Deposizione fiume di Piero Scatigna, testimone chiave nel processo sugli alloggi popolari che sarebbero stati assegnati in cambio di voti. Fu il primo a denunciare i presunti abusi

LECCE - Richiesta di sostegno elettorale e soldi in cambio di un alloggio, poi la denuncia del “sistema” seguita da un brutale pestaggio. Ha riferito questo Piero Scatigna nel processo sulle case popolari assegnate in cambio di voti partito proprio dalla sua denuncia e nel quale è parte civile (con l’avvocato Angelo Terragno).

Sollecitato dalle domande del presidente della seconda sezione penale Pietro Baffa, dai pubblici ministeri Roberta Licci e Massimiliano Carducci, e dalle difese, il teste “chiave” dell’accusa, ha ripercorso tutte le tappe di una vicenda dolorosa che lo costrinse ad abbandonare l’Italia per un anno e mezzo. Lo ha fatto oggi nell’aula bunker del carcere di Lecce dove erano presenti anche alcuni dei 36 imputati indicati dall’inchiesta come i principali protagonisti di un’associazione a delinquere che avrebbe gestito gli alloggi popolari violando le leggi per allargare il proprio bacino elettorale: gli ex assessori Attilio Monosi e Luca Pasqualini, l’ex consigliere Antonio Torricelli.

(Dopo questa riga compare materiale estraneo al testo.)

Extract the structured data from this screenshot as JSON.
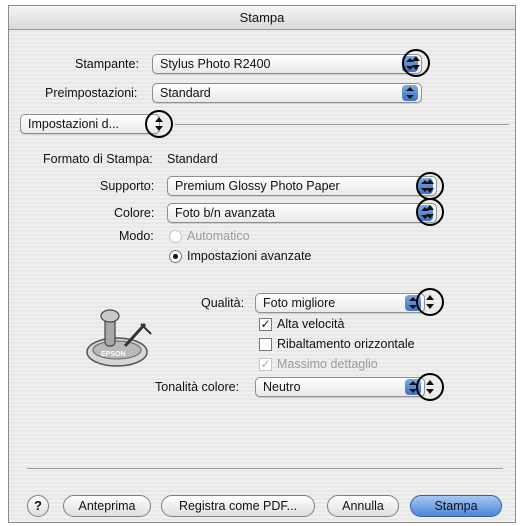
{
  "window": {
    "title": "Stampa"
  },
  "printer": {
    "label": "Stampante:",
    "value": "Stylus Photo R2400"
  },
  "presets": {
    "label": "Preimpostazioni:",
    "value": "Standard"
  },
  "panel": {
    "value": "Impostazioni d..."
  },
  "format": {
    "label": "Formato di Stampa:",
    "value": "Standard"
  },
  "media": {
    "label": "Supporto:",
    "value": "Premium Glossy Photo Paper"
  },
  "color": {
    "label": "Colore:",
    "value": "Foto b/n avanzata"
  },
  "mode": {
    "label": "Modo:",
    "options": [
      "Automatico",
      "Impostazioni avanzate"
    ],
    "selected": "Impostazioni avanzate"
  },
  "quality": {
    "label": "Qualità:",
    "value": "Foto migliore"
  },
  "checkboxes": {
    "high_speed": {
      "label": "Alta velocità",
      "checked": true,
      "enabled": true
    },
    "flip_horizontal": {
      "label": "Ribaltamento orizzontale",
      "checked": false,
      "enabled": true
    },
    "finest_detail": {
      "label": "Massimo dettaglio",
      "checked": true,
      "enabled": false
    }
  },
  "tone": {
    "label": "Tonalità colore:",
    "value": "Neutro"
  },
  "icon": {
    "name": "epson-printer-icon",
    "text": "EPSON"
  },
  "buttons": {
    "help": "?",
    "preview": "Anteprima",
    "save_pdf": "Registra come PDF...",
    "cancel": "Annulla",
    "print": "Stampa"
  },
  "colors": {
    "accent": "#4a86d8",
    "callout_ring": "#000000"
  }
}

Scatigna ha dichiarato che Raffaele Guido, dipendente dello Iacp (Istituto autonomo case popolari, oggi Arca Sud) gli indicò tre abitazioni da poter occupare abusivamente. Lui ne scelse una in piazzale Cuneo, dove si trasferì stabilmente nel settembre del 2004. Poco dopo Guido gli avrebbe chiesto sostegno elettorale e la richiesta sarebbe stata rinnovata, il 28 febbraio 2005, quando presentò domanda di sanatoria per la casa che, alla fine, fu assegnata ad un’altra cittadina. Quest’ultima, stando alle informazioni raccolte da Scatigna, l’avrebbe ottenuta in modo anomalo, per volontà dell’attuale senatore della Lega Roberto Marti e di Pasqualini.

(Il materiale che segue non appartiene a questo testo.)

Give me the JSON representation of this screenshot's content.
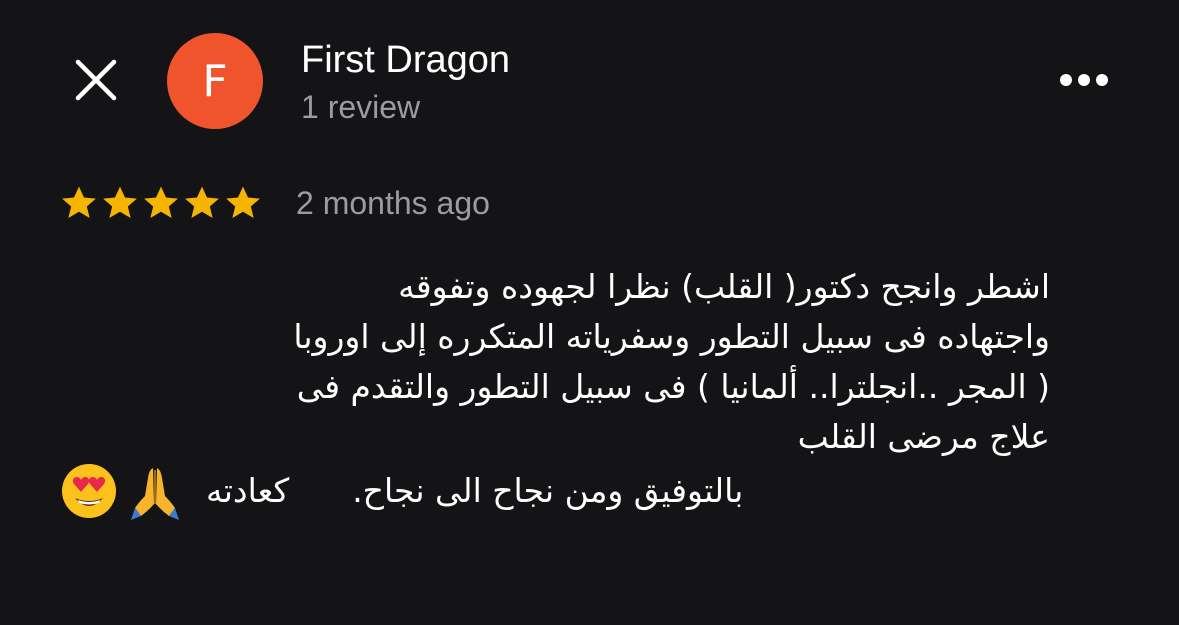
{
  "header": {
    "close_icon": "close-icon",
    "avatar_letter": "F",
    "avatar_color": "#f0542d",
    "user_name": "First Dragon",
    "review_count": "1 review",
    "more_icon": "more-options-icon"
  },
  "rating": {
    "stars": 5,
    "max_stars": 5,
    "star_color": "#f5b400",
    "time_ago": "2 months ago"
  },
  "review": {
    "lines": [
      "اشطر وانجح دكتور( القلب) نظرا لجهوده وتفوقه",
      "واجتهاده فى سبيل التطور وسفرياته المتكرره إلى اوروبا",
      "( المجر ..انجلترا.. ألمانيا ) فى سبيل التطور والتقدم فى",
      "علاج مرضى القلب"
    ],
    "last_line": "بالتوفيق ومن نجاح الى نجاح.      كعادته",
    "emojis": [
      "folded-hands-emoji",
      "heart-eyes-emoji"
    ]
  }
}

Sempre Guido, nel marzo 2007, lo avrebbe rassicurato di risolvere il problema della casa chiedendogli appoggio alle elezioni comunali, essendo stavolta lui nella rosa dei candidati.

Non ci sarebbero state solo richieste di voti. Il teste ha dichiarato che, nel 2009, durante una visita allo Iacp di Lecce, ebbe la proposta da parte dell’usciere Pietro Romito di un appartamento dell’Istituto in cambio di 3mila euro.

Arriviamo così all’11 febbraio del 2013, quando Scatigna bussò agli uffici dello Iacp per segnalare al coordinatore generale Sandra Zappatore una serie di circostanze relative alle assegnazioni degli alloggi dell’Istituto e che qualche giorno dopo denunciò alla Guardia di finanza. Il racconto lo pagò a caro prezzo. Scatigna ha riferito che il 9 giugno del 2015 fu picchiato nella villetta del pregiudicato Giuseppe Nicoletti, a Giorgilorio, che conosceva perché lavorava per la sua ditta di traslochi.

L’aggressione sarebbe stata finalizzata al ritiro della denuncia e il 27 giugno sarà oggetto di un altro processo (scaturito dallo stesso procedimento) con rito abbreviato nei riguardi dei leccesi Nicola Pinto, 31 anni, Andrea Santoro, di 27, del figlio di Nicoletti, Umberto, di 41. Quest’ultimo con un messaggio whatsapp gli avrebbe dato appuntamento in casa del padre, dove Pinto e un altro ragazzo a lui sconosciuto si sarebbero presentati armati. Sarebbero partiti calci e pugni, e dopo essere ritornato a casa malconcio, Scatigna decise di andare al pronto soccorso per ricevere le cure del caso. Non fece subito i nomi e i cognomi dei suoi aggressori: “Non ho detto nulla perché avevo paura”, ha spiegato alla Corte, aggiungendo di aver lasciato la sua terra proprio per questo motivo.

A mettere altri tasselli nella vicenda, sarà la donna con cui l’uomo era sposato all’epoca dei fatti, che sarà ascoltata nell’udienza del 26 giugno, durante la quale è prevista anche la deposizione dell’avvocato Zappatore e di altri cinque testi della pubblica accusa.

Oggi, prima di Scatigna, ha parlato davanti ai giudici la funzionaria della Regione Puglia Anna Rita Delgiudice, chiarendo alcuni aspetti della normativa sulle case popolari.